Search code examples
javascriptsqlgoogle-bigqueryetldataform

How can I add advanced logic to my dataform pipeline?


TLDR

I am hoping to improve the capability of my Dataform pipeline by incorporating a layer of modularity (in the form of JavaScript functions) which detects when the schema for my raw data source undergoes a breaking change, and automatically makes the necessary downstream adjustments across all of the .SQLX scripts in my project that would otherwise need to be done manually.

--

Background Context

For context, I have a data collection script which publishes a high throughput of JSON-encoded raw data into a Pub/Sub topic, which then uses a PubSub-to-BigQuery subscriber to load this raw data into an hourly partitioned table in BQ. This resulting table then serves as the raw data source on which > 20 user-facing data tables are built. To be specific, Dataform will read from this raw table about every hour and then facilitate the necessary transformation to generate / update all of these tables, each according to their .SQLX script containing business logic.

--

Problem

Every once in a while, a breaking schema change will have to be made on the raw table (i.e., field name or type is modified) and it results in having to do lot of manual adjustments on the Dataform side so that query logic is consistent with the new schema, ensuring Dataform does not crash. I would like to minimize the amount of manual work necessary on the dataform side whenever such change is made.

--

Potential Solutions

Currently, whenever the schema is modified, Terraform automatically rebuilds the raw table but with a different name that contains the version number (i.e., table_1-0-0 --> table_2-0-0). I'm hoping to add some JavaScript functions that tell Dataform to process data a certain way based on the version/name of the raw table. It should be done in such way that if a new field is introduced to the raw table, or an existing one is modified, I don't have to go through the 20 different .SQLX files and update the config, how this field is referenced in the query, etc.

I know it seems redundant, but is such thing possible to accomplish?
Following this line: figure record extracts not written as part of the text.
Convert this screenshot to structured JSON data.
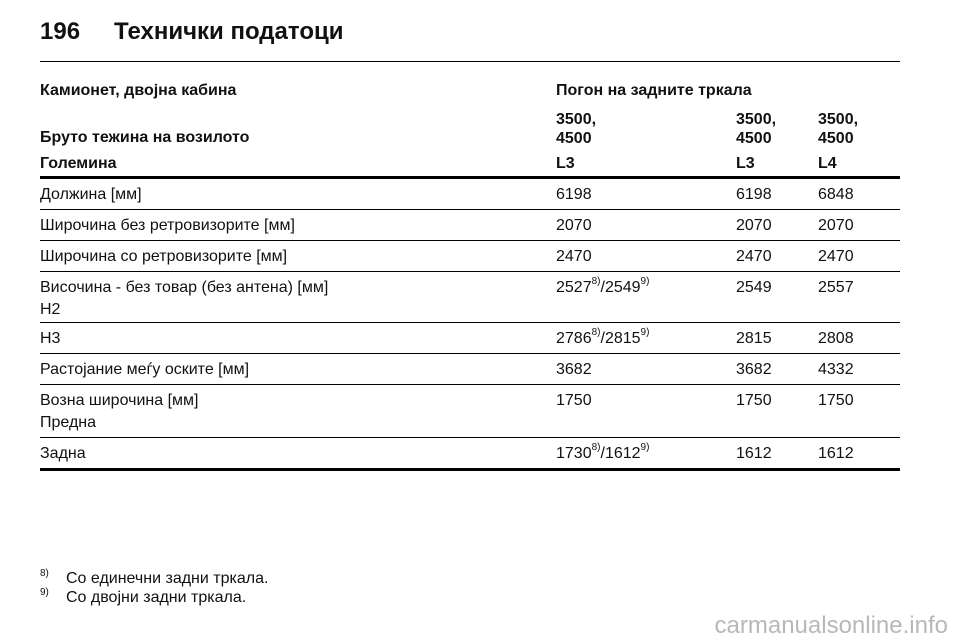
{
  "header": {
    "page_number": "196",
    "title": "Технички податоци"
  },
  "table": {
    "vehicle_label": "Камионет, двојна кабина",
    "drive_label": "Погон на задните тркала",
    "gross_weight_label": "Бруто тежина на возилото",
    "gross_weights": [
      [
        "3500,",
        "4500"
      ],
      [
        "3500,",
        "4500"
      ],
      [
        "3500,",
        "4500"
      ]
    ],
    "size_label": "Големина",
    "sizes": [
      "L3",
      "L3",
      "L4"
    ],
    "rows": [
      {
        "label": "Должина [мм]",
        "values": [
          "6198",
          "6198",
          "6848"
        ]
      },
      {
        "label": "Широчина без ретровизорите [мм]",
        "values": [
          "2070",
          "2070",
          "2070"
        ]
      },
      {
        "label": "Широчина со ретровизорите [мм]",
        "values": [
          "2470",
          "2470",
          "2470"
        ]
      },
      {
        "label": "Височина - без товар (без антена) [мм]",
        "sublabel": "H2",
        "v1a": "2527",
        "n1a": "8)",
        "v1sep": "/",
        "v1b": "2549",
        "n1b": "9)",
        "values": [
          "2549",
          "2557"
        ]
      },
      {
        "label": "H3",
        "v1a": "2786",
        "n1a": "8)",
        "v1sep": "/",
        "v1b": "2815",
        "n1b": "9)",
        "values": [
          "2815",
          "2808"
        ]
      },
      {
        "label": "Растојание меѓу оските [мм]",
        "values": [
          "3682",
          "3682",
          "4332"
        ]
      },
      {
        "label": "Возна широчина [мм]",
        "sublabel": "Предна",
        "values": [
          "1750",
          "1750",
          "1750"
        ]
      },
      {
        "label": "Задна",
        "v1a": "1730",
        "n1a": "8)",
        "v1sep": "/",
        "v1b": "1612",
        "n1b": "9)",
        "values": [
          "1612",
          "1612"
        ]
      }
    ]
  },
  "footnotes": [
    {
      "mark": "8)",
      "text": "Со единечни задни тркала."
    },
    {
      "mark": "9)",
      "text": "Со двојни задни тркала."
    }
  ],
  "watermark": "carmanualsonline.info"
}
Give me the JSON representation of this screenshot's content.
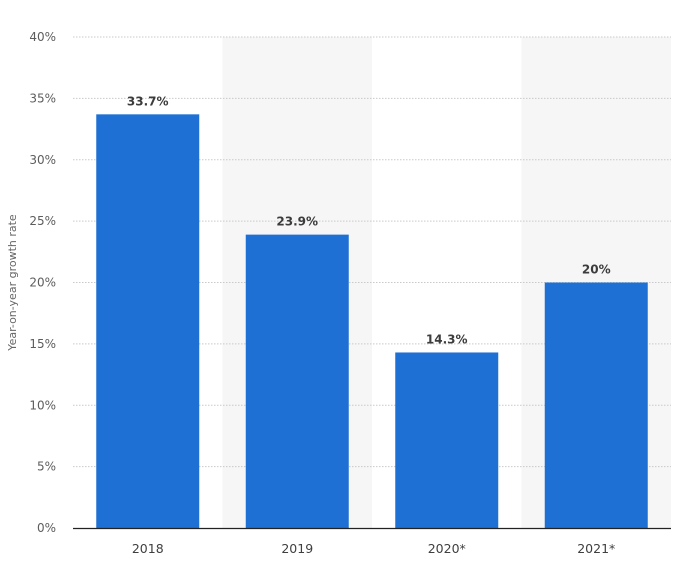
{
  "chart_data": {
    "type": "bar",
    "categories": [
      "2018",
      "2019",
      "2020*",
      "2021*"
    ],
    "values": [
      33.7,
      23.9,
      14.3,
      20
    ],
    "value_labels": [
      "33.7%",
      "23.9%",
      "14.3%",
      "20%"
    ],
    "title": "",
    "xlabel": "",
    "ylabel": "Year-on-year growth rate",
    "ylim": [
      0,
      40
    ],
    "yticks": [
      0,
      5,
      10,
      15,
      20,
      25,
      30,
      35,
      40
    ],
    "ytick_labels": [
      "0%",
      "5%",
      "10%",
      "15%",
      "20%",
      "25%",
      "30%",
      "35%",
      "40%"
    ],
    "grid": true,
    "bar_color": "#1f70d4",
    "band_color": "#f6f6f6",
    "grid_color": "#c9c9c9",
    "axis_color": "#222222"
  }
}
Thank you in advance


Solution

  • A bit late but I want to post an update and provide a solution that I ended up implementing to partially achieve what I wanted.

    I specified two includes/modules:

    • constants.js: Which contained a list of global variables that specify the full BigQuery paths to all hypothetical raw tables (each corresponding to a schema version).
    • modules.js: contained a function which carries out a UNION ALL operation on all outdated and current schema versions. This function is then called in the pre_operations block on my main user-facing table on each incremental run.

    modules.js file:

        // This function is used to select raw data from the current and all previous schemas
    
       function set_latest_schema() {
        return `
          WITH UNIONED AS (
            SELECT * FROM ${constants.raw_4} WHERE DATE(ingestion_time) >= "2023-01-03"
            UNION ALL
            SELECT * FROM ${constants.raw_3} WHERE DATE(server_timestamp) >= "2023-01-01"
            UNION ALL
            SELECT * FROM ${constants.raw_2} WHERE DATE(server_timestamp) >= "2023-01-01"
            UNION ALL
            SELECT * FROM ${constants.raw_1_1} WHERE DATE(server_timestamp) >= "2023-01-01"
            UNION ALL
            SELECT * FROM ${constants.raw_1} WHERE DATE(server_timestamp) >= "2023-01-01"
          ),
        `
    }
    

    constants.js file:

    // list of raw tables to source from (newest - to - oldest in descending order) 
    const raw_4 = '`project_id.dataset_id.table_id_5`';
    const raw_3 = '`project_id.dataset_id.table_id_4`';
    const raw_2 = '`project_id.dataset_id.table_id_3`';
    const raw_1_1 = '`project_id.dataset_id.table_id_2`';
    const raw_1 = '`project_id.dataset_id.table_id_1`';
    

    In the event of a schema change, a new raw table is constructed, a new constant is added pointing to the new respective table, a new line is added to the UNION ALL statement, and a Pub/Sub message is automatically sent which triggers a cloud function that deletes existing user-facing tables, at which point my orchestration layer (in Cloud Workflows) begins triggering frequent executions to rebuild my updated user-facing tables. This is not a perfect solution, since some changes still have to be done manually in the query logic to account for the new schema.

    In addition, I have now realized that schema changes as a result of new fields can become a lot more simple and the amount of manual labour can be drastically reduced through the use of a repeated record wherein custom key-value pairs (which represent new fields) can be added to the raw table without having to rebuild the raw table. So one less step to worry about whenever breaking changes occur.